At Honey Salt in Las Vegas, owner and founder Elizabeth Blau says that when Honey Salt first opened, they were looking for new ways to connect with friends and guests and chose notebooks as check presenters.

“The notebooks started as just a fun and easy presenter, but soon guests were writing mini reviews, notes to servers and chefs, and it just kind of took off,” says Blau. “We have a whole cabinet of them in the office, and sometimes it’s great to flip through and be able to relive the stories of the restaurant. I much prefer them to reading Yelp reviews.”

Digital bill folder made our table servers more efficient, and as a result, we’re able to turn tables more quickly.

Emory’s on Silver Lake in Everett, WA, uses a digital bill folder to cleverly disguise a high-tech RAIL payment terminal inside the otherwise normal looking check presenter. G.M. Robert Frost says the main reason they made the switch was for customer card security.

“We didn’t want to be the restaurant that had a customer’s card information breached,” he says. “The system has helped us from both a labor standpoint and from an efficiency standpoint. It’s made our table servers more efficient, and as a result, we’re able to turn tables more quickly.”

The ones who go on Yelp are either angry or love it; in Saylii we see many happy or neutral customers.

Several restaurants in San Francisco are testing a new app called Saylii, which asks customers to share their experience via writing, voice recording or video at the time of check payment, according to Saylii CEO Esther Kuperman.

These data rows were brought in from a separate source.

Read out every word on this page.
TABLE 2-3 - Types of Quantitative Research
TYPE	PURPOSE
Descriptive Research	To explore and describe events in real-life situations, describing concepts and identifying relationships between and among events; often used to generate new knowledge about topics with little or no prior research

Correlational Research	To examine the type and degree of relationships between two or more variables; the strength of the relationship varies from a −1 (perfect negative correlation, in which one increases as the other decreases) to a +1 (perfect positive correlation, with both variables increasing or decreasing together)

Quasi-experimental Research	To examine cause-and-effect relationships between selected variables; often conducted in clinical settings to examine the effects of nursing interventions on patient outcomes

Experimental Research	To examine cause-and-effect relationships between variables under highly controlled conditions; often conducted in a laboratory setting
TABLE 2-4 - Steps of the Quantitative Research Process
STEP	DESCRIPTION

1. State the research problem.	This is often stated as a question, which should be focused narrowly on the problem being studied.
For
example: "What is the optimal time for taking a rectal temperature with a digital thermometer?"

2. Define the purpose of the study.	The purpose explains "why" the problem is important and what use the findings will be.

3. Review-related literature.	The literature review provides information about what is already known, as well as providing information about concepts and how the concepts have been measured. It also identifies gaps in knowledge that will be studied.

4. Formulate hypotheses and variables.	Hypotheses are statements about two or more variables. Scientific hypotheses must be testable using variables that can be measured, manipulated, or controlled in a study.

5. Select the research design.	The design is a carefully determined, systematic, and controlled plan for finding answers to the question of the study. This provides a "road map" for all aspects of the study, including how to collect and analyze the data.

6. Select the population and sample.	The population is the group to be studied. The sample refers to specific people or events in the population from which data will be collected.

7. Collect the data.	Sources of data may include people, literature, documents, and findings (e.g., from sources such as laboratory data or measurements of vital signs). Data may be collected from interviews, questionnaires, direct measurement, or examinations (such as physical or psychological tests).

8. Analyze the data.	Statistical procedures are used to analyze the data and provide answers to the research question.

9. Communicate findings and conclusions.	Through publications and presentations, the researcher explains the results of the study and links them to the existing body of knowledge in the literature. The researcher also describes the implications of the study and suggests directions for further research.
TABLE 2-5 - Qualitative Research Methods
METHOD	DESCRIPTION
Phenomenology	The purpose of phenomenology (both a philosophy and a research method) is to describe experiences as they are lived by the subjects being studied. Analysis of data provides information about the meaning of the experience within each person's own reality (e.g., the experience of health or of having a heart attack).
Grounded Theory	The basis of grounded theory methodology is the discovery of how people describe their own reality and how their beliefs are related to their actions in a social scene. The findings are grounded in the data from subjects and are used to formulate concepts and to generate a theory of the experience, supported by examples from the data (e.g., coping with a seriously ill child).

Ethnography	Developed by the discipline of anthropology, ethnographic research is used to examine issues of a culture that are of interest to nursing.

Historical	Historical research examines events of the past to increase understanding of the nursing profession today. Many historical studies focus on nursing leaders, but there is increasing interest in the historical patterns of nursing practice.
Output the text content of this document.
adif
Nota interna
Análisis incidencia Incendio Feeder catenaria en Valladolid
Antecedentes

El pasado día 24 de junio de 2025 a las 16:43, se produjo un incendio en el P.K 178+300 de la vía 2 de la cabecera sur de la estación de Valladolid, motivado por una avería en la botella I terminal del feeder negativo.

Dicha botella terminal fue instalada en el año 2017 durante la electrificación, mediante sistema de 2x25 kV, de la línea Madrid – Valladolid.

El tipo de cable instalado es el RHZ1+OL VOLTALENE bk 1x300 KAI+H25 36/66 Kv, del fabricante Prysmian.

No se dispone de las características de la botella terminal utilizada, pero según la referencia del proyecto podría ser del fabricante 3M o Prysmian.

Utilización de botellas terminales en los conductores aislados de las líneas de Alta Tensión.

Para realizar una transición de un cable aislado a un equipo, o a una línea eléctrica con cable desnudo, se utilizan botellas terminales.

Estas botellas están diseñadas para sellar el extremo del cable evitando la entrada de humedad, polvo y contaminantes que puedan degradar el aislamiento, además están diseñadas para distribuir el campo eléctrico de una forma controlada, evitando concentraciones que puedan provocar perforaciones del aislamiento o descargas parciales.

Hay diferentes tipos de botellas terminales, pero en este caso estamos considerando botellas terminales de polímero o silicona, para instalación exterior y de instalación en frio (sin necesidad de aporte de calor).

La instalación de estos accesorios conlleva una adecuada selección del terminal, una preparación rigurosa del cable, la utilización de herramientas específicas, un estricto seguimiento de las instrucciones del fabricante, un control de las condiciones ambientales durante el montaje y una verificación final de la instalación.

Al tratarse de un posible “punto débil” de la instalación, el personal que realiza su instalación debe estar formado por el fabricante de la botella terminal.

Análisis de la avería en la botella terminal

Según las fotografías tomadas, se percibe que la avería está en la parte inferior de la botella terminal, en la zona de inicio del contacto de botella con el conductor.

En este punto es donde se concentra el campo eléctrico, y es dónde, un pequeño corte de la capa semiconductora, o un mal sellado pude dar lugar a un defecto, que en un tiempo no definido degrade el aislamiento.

“We’re seeing that the restaurants are getting reviews from people who generally never post reviews,” says Kuperman. “Usually, the ones who go on Yelp are either angry or love it; here we see many happy or neutral customers.”

More check delivery ideas

  • Utilize branded wooden clipboards and attach postcards showcasing local artists or upcoming events at the restaurant.
  • Use an item that represents your brand, such as a miniature pizza paddle, a mason jar, or a coffee cup to deliver the check.
  • Attach the check to a personalized photo album that highlights the buildout—or history—of your restaurant.